Lien Social: Entre la fonction hôtel-restaurant et l’appropriation proche d’une adoption non-officielle, quels sont les critères qui permettraient de garantir la juste fonction de l’assistante maternelle ?
Jean-Claude Cébula: C’est là une des questions essentielles qui se pose à l’accueil familial. L’éventail offert par les familles va de l’hébergement aux soins. Selon que l’on privilégie une dimension plutôt qu’une autre, on peut passer à côté d’événements intéressants pour l’éducation de l’enfant. Plutôt que de parler de juste fonction, je parlerais de juste place. La fonction des familles d’accueil définie comme l’assistante maternelle a toujours été difficile à définir: qu’est-ce donc que l’assistance maternelle et comment s’organise la suppléance parentale ? On peut décrire les relations adultes/enfant d’une façon très différente selon les interlocuteurs. La question de la place est plus intéressante. La loi nous donne des indications assez précises. L’assistante maternelle y est reconnue comme une professionnelle. Mais cela ne règle pas le champ des possibles. Les pratiques montrent que l’assistante maternelle peut être très loin du service qui lui a confié un mineur. Elle est alors, en fait, toute seule avec l’ enfant et la gestion de sa prise-en-charge. Dans d’autres dispositifs, elle est très proche, quasiment intégrée à l’équipe psycho-socio-éducative du service, associée même à un certain nombre de travaux voire d’actes tels les réunions de synthèse, par exemple.

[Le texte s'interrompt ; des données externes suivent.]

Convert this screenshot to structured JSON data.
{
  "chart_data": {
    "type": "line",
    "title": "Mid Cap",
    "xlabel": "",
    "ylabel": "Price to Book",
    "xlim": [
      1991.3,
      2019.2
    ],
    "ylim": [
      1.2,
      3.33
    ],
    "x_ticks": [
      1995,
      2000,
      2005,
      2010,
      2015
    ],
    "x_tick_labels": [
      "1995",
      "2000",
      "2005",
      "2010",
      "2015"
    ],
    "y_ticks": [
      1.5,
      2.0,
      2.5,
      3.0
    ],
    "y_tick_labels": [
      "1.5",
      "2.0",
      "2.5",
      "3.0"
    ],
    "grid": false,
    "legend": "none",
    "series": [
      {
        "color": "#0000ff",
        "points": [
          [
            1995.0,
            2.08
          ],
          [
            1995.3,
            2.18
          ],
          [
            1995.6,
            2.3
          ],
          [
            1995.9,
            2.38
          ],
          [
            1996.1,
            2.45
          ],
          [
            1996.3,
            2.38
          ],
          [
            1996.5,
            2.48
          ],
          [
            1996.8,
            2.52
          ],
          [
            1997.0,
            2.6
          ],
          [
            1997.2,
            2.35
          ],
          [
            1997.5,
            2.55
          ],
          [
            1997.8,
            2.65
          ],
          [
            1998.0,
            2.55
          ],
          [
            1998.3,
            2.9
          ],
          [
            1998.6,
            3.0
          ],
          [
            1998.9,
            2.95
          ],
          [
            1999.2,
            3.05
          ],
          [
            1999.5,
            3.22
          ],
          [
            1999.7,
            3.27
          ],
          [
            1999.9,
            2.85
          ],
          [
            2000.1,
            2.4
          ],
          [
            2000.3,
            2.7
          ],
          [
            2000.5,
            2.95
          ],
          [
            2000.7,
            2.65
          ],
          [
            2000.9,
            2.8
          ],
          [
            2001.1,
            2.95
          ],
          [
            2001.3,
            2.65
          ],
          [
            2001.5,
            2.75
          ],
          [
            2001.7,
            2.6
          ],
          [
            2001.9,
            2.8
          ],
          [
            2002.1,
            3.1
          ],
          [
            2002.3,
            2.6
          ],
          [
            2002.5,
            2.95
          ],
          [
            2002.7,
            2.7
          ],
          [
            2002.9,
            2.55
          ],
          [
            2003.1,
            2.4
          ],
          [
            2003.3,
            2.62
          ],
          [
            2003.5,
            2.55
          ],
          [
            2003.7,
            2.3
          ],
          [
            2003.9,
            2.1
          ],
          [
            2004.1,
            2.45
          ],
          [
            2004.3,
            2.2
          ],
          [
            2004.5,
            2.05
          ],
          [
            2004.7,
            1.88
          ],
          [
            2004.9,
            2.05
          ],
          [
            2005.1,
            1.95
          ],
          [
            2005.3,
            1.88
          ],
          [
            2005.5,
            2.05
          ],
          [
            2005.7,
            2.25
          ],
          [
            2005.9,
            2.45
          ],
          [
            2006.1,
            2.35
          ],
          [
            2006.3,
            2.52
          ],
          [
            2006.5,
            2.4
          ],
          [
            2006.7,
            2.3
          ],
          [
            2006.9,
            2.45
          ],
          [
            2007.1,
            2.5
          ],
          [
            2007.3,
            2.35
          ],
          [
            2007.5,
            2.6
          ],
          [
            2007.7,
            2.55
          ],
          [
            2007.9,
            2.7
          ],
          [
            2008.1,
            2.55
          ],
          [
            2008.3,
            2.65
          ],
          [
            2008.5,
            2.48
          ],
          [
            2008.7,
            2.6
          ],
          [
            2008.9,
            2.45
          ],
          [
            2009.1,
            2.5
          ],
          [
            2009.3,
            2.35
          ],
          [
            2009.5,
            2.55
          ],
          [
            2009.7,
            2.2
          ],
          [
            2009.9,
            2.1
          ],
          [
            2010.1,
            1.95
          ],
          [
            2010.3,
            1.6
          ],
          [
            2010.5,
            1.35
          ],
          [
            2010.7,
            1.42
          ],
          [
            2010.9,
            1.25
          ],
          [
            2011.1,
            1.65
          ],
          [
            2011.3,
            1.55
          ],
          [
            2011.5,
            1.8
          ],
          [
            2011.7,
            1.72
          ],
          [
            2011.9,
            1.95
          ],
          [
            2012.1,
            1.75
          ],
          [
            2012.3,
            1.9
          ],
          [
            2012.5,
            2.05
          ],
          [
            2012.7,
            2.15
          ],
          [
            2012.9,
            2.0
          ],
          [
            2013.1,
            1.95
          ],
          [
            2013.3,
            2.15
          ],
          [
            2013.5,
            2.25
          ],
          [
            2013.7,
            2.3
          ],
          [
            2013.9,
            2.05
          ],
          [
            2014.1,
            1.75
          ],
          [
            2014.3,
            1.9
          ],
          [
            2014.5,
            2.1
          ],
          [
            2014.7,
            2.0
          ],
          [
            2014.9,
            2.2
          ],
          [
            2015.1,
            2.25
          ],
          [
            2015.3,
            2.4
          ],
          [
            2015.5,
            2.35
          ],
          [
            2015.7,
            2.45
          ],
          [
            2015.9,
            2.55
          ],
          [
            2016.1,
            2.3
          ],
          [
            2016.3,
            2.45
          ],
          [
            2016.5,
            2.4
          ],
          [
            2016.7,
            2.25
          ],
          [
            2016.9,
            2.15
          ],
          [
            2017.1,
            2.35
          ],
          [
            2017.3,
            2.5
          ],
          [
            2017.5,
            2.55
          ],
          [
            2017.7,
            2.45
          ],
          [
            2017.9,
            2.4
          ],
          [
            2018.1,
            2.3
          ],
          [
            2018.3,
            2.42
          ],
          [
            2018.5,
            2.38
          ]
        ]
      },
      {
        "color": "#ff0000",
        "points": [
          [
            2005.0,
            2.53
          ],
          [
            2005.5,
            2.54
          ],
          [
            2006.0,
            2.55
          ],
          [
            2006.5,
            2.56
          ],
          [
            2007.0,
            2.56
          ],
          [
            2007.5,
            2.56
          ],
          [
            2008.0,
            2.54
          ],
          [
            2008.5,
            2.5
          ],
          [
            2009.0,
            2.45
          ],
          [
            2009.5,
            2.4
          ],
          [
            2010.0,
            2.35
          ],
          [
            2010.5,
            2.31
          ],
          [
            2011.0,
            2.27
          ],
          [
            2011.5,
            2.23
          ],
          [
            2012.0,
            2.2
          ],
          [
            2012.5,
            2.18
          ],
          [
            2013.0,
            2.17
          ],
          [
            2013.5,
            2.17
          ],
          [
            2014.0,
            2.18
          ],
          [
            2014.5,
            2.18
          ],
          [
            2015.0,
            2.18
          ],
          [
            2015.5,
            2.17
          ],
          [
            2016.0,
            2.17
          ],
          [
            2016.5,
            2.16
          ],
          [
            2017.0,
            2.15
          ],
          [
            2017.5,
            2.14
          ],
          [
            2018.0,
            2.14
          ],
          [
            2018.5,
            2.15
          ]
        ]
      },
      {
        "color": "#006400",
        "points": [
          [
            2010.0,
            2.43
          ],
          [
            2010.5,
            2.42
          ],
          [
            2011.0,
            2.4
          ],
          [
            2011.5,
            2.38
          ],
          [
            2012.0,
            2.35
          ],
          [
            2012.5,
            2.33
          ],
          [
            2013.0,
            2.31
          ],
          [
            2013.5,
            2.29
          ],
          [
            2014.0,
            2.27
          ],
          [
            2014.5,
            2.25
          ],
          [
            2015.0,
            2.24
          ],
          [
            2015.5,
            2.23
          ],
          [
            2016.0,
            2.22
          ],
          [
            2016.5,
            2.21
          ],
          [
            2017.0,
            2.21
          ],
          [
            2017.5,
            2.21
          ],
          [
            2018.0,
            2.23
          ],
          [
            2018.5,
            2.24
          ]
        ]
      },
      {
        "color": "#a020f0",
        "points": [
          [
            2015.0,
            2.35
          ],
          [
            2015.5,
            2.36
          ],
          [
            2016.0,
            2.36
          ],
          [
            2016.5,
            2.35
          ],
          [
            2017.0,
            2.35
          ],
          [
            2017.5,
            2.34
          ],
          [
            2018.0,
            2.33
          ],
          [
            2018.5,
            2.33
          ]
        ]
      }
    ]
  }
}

Aujourd’hui se pose la question de sa place comme travailleur social avec toute sa particularité qui fait la richesse de l’accueil familial.
(1) Directeur de l’IFREP (Institut de Formation de Recherche et d’Evaluation des Pratiques Médico-Sociales B.P. 358 75626 Paris Cédex 13) Jean-Claude Cébula a mené différentes recherches sur le placement familial, notamment en 1989 et 1992-1993. Il est aussi Directeur de publication d’un périodique « L’Accueil familial en revue » dont le premier numéro est sorti début Février 1996. Entre 1992 et 1994, une étude nationale a été organisée sur l’accueil familial de l’Aide Sociale à l’Enfance (cf. Article « A propos du Placement Familial en France »). L’IFREP assure des formations sur ces mêmes thèmes auprès des départements, des établissements hospitaliers et des institutions privées.
(2) L’Aide Sociale à l’Enfance relève depuis la décentralisation du Conseil Général. Elle prend en charge 86% à peu près des enfants placés. Le Placement Familial Thérapeutique et le Placement Familial Spécialisé, à caractère associatif sont les autres modes de l’accueil familial en France.